AG: What do you think it is about the story that is so relatable that it created such a following that it was made into a movie?
AE: I think it’s because it’s a story that everyone can relate to, a certain kind of restlessness, of wanting to find that person who makes you feel comfortable in your own skin, and of wanting to better the scenario or circumstances you were put into, wanting to find something more out of life. Also, I think the reason it appeals to young people is that there is this constant interplay of this world outside that they don’t understand and how that world is affecting them but they don’t quite understand it yet. I think that, in a way, is metaphoric for young people entering into the real adult world and don’t fully understand that that world is affecting them before they can wrap their minds around it. The story is these two people trying to figure out what this world is so they can make it in that world. First, they have to understand what the rules of that world are.
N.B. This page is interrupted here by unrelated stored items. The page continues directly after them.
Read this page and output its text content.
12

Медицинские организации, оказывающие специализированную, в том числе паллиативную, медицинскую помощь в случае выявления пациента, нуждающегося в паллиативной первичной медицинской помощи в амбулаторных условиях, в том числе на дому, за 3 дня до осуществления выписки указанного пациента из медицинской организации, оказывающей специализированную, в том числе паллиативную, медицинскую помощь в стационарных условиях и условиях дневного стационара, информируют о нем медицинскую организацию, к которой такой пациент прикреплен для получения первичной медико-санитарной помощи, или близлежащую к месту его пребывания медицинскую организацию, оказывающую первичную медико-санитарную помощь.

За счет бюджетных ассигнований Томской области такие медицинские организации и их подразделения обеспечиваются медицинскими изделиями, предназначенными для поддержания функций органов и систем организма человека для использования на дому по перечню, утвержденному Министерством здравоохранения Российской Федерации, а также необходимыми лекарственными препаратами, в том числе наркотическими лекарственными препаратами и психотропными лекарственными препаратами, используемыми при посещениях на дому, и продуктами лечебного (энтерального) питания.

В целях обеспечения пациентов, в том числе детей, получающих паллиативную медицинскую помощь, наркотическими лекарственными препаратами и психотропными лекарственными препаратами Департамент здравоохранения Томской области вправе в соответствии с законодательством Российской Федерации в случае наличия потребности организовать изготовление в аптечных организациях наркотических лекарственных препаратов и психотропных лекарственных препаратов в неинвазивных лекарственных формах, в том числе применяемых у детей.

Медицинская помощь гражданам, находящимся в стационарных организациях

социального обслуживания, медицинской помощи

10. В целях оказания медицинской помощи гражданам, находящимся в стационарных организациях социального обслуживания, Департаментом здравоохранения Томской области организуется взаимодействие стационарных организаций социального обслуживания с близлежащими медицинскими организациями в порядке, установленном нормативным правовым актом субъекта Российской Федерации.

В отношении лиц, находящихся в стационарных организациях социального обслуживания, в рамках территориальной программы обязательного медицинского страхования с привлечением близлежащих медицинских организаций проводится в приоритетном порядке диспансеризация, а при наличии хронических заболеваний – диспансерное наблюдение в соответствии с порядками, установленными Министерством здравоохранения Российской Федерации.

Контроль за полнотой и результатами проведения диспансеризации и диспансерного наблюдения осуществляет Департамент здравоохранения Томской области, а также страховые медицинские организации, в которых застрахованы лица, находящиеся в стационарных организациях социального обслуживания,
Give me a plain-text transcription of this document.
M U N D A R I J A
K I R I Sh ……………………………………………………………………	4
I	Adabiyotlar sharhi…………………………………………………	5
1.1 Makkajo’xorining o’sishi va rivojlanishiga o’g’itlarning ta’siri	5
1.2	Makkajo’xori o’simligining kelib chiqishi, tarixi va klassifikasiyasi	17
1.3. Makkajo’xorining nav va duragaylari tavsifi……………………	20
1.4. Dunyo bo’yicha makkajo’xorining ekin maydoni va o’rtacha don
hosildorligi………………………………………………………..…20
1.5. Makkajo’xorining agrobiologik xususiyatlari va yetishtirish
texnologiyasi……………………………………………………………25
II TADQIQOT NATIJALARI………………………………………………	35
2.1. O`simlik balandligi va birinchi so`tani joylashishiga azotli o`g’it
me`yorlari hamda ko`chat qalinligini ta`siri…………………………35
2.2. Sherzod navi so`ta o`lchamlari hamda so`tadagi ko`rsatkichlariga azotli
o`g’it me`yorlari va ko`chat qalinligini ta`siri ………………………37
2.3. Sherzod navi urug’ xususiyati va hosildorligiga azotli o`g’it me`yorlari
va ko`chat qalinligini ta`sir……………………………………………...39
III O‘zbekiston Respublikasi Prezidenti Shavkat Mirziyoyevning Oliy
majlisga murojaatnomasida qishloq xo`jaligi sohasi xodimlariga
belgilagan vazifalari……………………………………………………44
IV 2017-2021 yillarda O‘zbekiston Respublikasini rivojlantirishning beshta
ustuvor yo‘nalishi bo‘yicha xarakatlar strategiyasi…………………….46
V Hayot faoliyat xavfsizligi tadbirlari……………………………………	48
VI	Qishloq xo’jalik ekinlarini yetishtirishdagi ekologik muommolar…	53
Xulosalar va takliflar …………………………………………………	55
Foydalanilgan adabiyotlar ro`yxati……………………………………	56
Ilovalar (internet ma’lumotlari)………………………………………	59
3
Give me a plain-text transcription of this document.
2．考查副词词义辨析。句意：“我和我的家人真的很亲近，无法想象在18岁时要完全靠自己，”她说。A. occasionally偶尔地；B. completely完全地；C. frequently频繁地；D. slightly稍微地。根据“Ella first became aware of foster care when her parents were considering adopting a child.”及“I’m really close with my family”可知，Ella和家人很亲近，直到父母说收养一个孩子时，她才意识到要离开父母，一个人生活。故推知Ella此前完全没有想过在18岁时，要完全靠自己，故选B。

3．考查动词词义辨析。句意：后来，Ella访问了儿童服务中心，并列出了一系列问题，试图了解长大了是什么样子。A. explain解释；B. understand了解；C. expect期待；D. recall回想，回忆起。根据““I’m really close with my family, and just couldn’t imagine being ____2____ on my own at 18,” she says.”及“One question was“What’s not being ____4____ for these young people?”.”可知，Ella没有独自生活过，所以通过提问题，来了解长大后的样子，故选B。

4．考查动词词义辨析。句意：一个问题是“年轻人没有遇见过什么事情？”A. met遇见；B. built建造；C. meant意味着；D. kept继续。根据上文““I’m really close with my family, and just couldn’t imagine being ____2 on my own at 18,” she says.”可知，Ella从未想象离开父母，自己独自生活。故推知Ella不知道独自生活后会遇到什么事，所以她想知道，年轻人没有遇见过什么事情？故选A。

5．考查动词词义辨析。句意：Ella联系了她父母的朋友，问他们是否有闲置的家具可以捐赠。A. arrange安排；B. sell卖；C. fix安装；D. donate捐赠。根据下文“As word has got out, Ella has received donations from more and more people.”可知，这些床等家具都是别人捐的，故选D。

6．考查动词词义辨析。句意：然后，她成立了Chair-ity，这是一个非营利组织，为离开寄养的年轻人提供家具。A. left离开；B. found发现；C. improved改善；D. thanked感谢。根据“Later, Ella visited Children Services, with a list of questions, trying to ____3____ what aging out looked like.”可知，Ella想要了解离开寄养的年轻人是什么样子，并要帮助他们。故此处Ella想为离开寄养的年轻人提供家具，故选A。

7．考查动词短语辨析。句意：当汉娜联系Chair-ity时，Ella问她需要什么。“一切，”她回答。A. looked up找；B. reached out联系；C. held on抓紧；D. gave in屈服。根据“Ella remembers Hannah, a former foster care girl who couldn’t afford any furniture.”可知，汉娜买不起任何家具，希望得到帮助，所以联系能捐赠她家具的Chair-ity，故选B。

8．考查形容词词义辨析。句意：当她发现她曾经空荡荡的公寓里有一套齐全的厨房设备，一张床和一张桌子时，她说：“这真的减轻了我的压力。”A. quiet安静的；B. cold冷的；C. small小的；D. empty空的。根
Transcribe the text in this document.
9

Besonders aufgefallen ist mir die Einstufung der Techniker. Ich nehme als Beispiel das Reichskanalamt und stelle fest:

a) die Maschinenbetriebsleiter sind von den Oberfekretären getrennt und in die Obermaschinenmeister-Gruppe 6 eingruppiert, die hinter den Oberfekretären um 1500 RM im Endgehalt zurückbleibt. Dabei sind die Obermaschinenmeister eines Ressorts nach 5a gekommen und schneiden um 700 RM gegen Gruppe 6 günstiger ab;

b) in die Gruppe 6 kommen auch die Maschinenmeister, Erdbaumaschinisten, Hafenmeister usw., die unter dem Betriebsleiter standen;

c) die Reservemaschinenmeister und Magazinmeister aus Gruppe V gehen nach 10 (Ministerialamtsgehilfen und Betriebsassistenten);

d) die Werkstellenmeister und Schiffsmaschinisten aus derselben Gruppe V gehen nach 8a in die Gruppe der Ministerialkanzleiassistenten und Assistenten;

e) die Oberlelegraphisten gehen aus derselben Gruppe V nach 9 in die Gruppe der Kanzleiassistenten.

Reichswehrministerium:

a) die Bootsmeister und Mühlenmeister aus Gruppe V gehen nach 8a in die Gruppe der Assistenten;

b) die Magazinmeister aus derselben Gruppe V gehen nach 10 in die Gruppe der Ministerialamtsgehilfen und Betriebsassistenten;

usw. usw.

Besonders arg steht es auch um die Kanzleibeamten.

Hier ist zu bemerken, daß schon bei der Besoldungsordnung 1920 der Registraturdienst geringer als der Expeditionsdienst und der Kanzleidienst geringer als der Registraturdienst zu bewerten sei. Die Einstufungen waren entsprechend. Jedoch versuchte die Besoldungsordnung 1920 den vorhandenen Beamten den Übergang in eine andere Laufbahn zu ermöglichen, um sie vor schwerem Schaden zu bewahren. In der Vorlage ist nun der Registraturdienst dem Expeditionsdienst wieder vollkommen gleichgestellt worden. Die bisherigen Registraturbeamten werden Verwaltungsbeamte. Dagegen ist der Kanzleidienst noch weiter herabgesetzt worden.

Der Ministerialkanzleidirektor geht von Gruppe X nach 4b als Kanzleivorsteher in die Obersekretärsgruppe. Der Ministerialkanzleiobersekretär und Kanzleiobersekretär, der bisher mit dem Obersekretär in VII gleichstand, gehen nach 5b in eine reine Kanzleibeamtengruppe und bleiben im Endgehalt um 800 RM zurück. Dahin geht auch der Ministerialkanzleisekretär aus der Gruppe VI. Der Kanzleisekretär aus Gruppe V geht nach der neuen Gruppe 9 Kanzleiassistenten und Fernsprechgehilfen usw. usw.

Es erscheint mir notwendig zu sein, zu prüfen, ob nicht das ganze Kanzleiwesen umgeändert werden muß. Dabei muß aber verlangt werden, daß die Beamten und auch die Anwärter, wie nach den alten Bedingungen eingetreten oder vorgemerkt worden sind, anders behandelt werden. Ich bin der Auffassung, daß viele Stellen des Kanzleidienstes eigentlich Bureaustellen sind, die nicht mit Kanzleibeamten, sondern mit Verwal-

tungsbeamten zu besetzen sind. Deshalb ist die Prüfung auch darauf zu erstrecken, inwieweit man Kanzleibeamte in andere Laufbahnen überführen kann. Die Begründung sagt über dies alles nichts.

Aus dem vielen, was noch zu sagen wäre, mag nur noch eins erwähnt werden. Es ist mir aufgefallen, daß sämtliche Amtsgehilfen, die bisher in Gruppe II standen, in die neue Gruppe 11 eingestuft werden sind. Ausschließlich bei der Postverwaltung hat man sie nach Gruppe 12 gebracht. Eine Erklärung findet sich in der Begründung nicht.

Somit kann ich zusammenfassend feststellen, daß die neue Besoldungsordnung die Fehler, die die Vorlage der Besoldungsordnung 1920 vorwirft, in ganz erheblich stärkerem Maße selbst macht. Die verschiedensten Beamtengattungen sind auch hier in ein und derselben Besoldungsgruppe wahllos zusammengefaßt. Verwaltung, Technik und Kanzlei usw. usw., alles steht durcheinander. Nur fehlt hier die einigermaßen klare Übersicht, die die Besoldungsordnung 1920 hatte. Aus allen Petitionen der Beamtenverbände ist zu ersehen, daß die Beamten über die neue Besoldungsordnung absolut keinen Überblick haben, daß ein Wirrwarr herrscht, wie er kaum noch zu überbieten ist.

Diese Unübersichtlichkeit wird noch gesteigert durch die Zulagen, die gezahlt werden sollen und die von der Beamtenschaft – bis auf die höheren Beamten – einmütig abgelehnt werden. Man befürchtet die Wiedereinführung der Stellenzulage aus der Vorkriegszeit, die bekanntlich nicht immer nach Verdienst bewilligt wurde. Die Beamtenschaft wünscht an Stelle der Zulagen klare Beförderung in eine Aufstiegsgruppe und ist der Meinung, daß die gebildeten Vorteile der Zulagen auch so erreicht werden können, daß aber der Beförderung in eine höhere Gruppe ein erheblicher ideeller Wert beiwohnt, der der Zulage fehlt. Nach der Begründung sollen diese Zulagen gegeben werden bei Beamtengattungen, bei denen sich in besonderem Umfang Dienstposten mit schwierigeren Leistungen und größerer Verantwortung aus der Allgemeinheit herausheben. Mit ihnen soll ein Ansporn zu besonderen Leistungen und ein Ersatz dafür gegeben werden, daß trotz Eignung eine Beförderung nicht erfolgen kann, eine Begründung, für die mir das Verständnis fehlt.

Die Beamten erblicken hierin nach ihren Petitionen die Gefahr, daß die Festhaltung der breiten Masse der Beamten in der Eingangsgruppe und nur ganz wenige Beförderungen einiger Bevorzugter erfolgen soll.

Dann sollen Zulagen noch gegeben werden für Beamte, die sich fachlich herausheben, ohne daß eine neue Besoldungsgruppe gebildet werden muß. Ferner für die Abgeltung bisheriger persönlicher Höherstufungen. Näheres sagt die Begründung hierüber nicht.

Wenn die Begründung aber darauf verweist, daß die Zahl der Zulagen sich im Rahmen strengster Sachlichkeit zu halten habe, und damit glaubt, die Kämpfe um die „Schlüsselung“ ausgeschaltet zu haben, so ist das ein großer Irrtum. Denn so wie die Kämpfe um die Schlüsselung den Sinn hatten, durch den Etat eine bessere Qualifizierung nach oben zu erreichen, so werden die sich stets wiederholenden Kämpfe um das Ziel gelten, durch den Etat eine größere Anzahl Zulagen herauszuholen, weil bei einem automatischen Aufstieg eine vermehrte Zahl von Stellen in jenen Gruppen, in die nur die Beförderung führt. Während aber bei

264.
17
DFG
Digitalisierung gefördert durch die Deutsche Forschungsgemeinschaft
AG: What was your greatest motivation for taking part in this film?
AE: When I read the script, I knew within the first three pages that I wanted to do the movie. The character that I get to play was so beautifully written, and it was such a real person. That’s what I really love about this movie, that it’s got all these fantastical elements and all this crazy stuff going on, but all those things are rooted in real people, their emotions, and what they actually feel. Real people are flawed and imperfect. It’s not about an idealized love story. Two people in a relationship fight with each other and get scared and worried about things and get angry with each other and frustrated, so to me, that’s what was so beautiful about it. Also, when I met Richard, he said, “I want to do this movie with wit and with humor and that can laugh at itself.” I think that, especially in a genre movie like this, the thing that I think you miss out on a lot of times in a genre movie, is that they take the story that they’re telling too seriously, especially fantastical stories. So a little bit of this movie is able to laugh at itself and have humor and irony in it.
AG: All right, well if you all have any last words for the readers about the film, go right on ahead!
AE: I just think it’s a really moving, exhilarating film that takes you into another world and can teach you a little bit about your own.
ZD: I don’t really have anything else to say besides that. That was put beautifully!